O telejornalismo está presente em vários episódios da primeira temporada como

ponto fundamental para o desenvolvimento da história. Uma vez que os repórteres são

pessoas que estão sempre por perto e não perdem um furo de reportagem. Como os

Simpsons se envolvem facilmente em situações inusitadas, as notícias os englobam de

alguma forma.

Dentre os personagens de mídia destacam-se na primeira temporada o palhaço

Krusty (protagonista do show de humor preferido das crianças Simpsons e dono dos

Estúdios Krustylu), Kent Brockman (âncora dos principais programas jornalísticos da

cidade), Arnie Pie (Repórter e apresentador eventual de programas jornalísticos).

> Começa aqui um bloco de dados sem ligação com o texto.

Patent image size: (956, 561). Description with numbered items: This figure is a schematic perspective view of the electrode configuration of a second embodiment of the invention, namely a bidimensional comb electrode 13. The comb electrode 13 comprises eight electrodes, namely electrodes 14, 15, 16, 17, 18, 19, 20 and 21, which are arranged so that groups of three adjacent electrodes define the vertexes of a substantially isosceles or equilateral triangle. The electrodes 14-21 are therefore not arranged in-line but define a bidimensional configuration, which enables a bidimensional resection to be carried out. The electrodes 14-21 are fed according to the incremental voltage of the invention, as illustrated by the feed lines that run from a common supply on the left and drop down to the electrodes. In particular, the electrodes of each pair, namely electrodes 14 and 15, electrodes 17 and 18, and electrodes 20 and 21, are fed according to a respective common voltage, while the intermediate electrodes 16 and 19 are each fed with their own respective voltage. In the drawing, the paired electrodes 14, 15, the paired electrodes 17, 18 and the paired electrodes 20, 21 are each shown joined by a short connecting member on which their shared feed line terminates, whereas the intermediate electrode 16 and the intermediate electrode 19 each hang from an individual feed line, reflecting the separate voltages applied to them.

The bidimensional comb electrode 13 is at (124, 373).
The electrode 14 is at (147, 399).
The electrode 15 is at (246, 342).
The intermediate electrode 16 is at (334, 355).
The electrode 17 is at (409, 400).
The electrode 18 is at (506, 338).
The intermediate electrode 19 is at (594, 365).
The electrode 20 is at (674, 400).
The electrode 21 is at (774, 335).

A popularidade da televisão dentro da classe média a tornou personagem tão

importante na série quanto os próprios integrantes da família. A notícia televisiva

passou a ser a mais percebida, deixando marcas do discurso midiático que atravessa os

meios de massa e perpassa por diversos outros campos integrando-os ao enunciado e

fazendo circular na sociedade. A pequena cidade da série faz voltar nossos olhos para as

formas de caracterização e circulação das produções telejornalísticas. Já que a série

reflete valores da sociedade real em uma cidade fictícia, inspira suas críticas e

personagens em fatos atuais.

Metodologia e Referencial Teórico

A metodologia aplicada à pesquisa baseia na Análise de Discurso. Como a

primeira temporada de “Os Simpsons” é composta por treze episódios, os autores

tomaram por corpus quatro episódios escolhidos aleatoriamente. O material analisado

encontra-se dublado para a língua portuguesa, seguindo normas oficiais do Brasil. As

falas dos personagens foram recortadas literalmente, para depois serem aplicadas as

teorias escolhidas como norte da pesquisa.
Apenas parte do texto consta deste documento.